What Lab Results Are Absolutely Confirmatory?

It has been suggested that the best confirmation of hypothyroidism is an evaluation of response to a trial administration of thyroxine supplement in patients with symptoms of hypothyroidism.

What Tests Should I Request to Confirm My Clinical Dx? In addition, what follow-up tests might be useful?

In selecting analytes to diagnose PPT or monitor replacement therapy, one should remain aware that thyroxine binding is increased in pregnancy and decreased in liver disease, by androgens, and in nephrotic syndrome; concomitant use of highly protein bound drugs and systemic illness can alter test levels.

In general, serum TSH levels are less affected by binding issues than T3 and T4 levels. T3 and T4 circulate in the body bound to TBG; transthyretin, formally known as thyroxine binding prealbumin; and serum albumin and binding will be affected by changes in any of these binding components. Shifts toward total T3 or T4 will decrease available free T3 and free T4, the active forms of the hormones. Theoretically, free T3 or free T4 are not affected analytically by binding. However, in reality, all of the free methods are binding protein dependent to varying extents.

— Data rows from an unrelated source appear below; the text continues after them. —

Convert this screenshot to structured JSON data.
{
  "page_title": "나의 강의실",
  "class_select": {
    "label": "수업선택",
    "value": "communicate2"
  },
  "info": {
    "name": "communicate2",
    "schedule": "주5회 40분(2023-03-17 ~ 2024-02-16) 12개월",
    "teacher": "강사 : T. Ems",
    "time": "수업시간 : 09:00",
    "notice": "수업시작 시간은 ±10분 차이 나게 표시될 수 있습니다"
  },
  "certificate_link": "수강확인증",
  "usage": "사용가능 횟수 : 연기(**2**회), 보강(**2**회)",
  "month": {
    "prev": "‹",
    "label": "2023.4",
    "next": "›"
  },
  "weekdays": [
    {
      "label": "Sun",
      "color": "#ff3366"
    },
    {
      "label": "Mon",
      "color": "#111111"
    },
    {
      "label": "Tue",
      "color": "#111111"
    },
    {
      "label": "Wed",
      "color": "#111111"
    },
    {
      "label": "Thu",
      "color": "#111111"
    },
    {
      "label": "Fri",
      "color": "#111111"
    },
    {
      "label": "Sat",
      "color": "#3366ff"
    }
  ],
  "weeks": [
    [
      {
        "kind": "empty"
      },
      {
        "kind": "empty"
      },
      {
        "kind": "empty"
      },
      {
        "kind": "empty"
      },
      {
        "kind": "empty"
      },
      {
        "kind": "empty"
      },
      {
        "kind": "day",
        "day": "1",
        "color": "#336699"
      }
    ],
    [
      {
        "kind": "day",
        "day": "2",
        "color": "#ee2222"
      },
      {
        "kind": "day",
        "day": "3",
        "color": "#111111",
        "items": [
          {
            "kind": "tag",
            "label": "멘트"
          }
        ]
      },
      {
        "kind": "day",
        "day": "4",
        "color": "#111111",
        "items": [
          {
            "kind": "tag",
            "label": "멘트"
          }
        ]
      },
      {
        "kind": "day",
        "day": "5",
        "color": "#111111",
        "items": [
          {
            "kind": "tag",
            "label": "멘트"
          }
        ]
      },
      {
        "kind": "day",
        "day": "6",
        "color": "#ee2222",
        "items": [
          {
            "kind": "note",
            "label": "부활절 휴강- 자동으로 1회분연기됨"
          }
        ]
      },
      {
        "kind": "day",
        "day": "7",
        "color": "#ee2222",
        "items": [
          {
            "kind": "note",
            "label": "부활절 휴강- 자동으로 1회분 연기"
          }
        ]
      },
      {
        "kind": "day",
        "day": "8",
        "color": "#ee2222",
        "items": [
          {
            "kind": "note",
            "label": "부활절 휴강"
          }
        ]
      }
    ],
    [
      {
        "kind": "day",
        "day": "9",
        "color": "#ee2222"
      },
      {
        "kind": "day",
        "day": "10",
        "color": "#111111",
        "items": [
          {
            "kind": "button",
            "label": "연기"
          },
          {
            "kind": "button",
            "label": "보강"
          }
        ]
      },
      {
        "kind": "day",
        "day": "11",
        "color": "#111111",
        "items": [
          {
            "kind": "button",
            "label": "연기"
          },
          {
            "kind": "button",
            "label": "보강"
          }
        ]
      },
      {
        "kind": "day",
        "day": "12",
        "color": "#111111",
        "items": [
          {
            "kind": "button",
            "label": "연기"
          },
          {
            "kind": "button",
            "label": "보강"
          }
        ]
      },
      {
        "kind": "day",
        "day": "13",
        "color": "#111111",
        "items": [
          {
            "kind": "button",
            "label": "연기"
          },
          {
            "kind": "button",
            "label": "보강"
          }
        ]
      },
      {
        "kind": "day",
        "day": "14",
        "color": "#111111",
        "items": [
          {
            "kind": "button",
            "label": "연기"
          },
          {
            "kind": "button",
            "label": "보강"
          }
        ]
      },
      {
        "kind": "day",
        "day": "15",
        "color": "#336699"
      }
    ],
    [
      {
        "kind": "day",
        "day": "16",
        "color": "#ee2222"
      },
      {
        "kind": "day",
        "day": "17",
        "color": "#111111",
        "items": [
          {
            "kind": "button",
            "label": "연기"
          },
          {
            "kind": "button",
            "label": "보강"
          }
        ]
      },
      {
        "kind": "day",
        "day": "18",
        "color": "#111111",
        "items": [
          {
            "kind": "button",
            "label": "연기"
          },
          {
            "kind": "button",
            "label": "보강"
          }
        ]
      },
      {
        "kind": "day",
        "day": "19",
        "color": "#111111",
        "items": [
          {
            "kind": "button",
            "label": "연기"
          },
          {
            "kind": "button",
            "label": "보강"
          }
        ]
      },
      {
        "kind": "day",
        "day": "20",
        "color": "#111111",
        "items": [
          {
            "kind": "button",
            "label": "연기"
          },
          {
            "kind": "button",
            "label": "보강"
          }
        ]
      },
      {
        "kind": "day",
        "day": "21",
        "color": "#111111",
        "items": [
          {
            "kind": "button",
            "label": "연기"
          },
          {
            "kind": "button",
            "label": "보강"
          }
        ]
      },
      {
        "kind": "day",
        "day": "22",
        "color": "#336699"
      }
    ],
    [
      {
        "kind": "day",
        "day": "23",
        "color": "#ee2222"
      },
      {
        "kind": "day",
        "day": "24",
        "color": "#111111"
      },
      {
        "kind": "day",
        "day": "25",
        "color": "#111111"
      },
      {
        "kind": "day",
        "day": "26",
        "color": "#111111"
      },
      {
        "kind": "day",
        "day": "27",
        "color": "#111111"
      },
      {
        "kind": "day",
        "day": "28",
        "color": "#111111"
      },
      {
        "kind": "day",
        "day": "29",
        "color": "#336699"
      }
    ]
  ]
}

Are There Any Factors That Might Affect the Lab Results? In particular, does your patient take any medications – OTC drugs or Herbals – that might affect the lab results?

TSH or free T4 levels may be diagnostically misleading during transition periods of unstable thyroid function. Unstable thyroid status is seen with thyroiditis, including PPT. These transition periods may also occur in the early phase of treating hyper- or hypothyroidism or changing the dose of thyroxine supplement. It takes 6-12 weeks for pituitary TSH secretion to reequilibrate to the new thyroid hormone status.

Increased estrogen levels in pregnancy cause an increase in TBG, elevating free T4.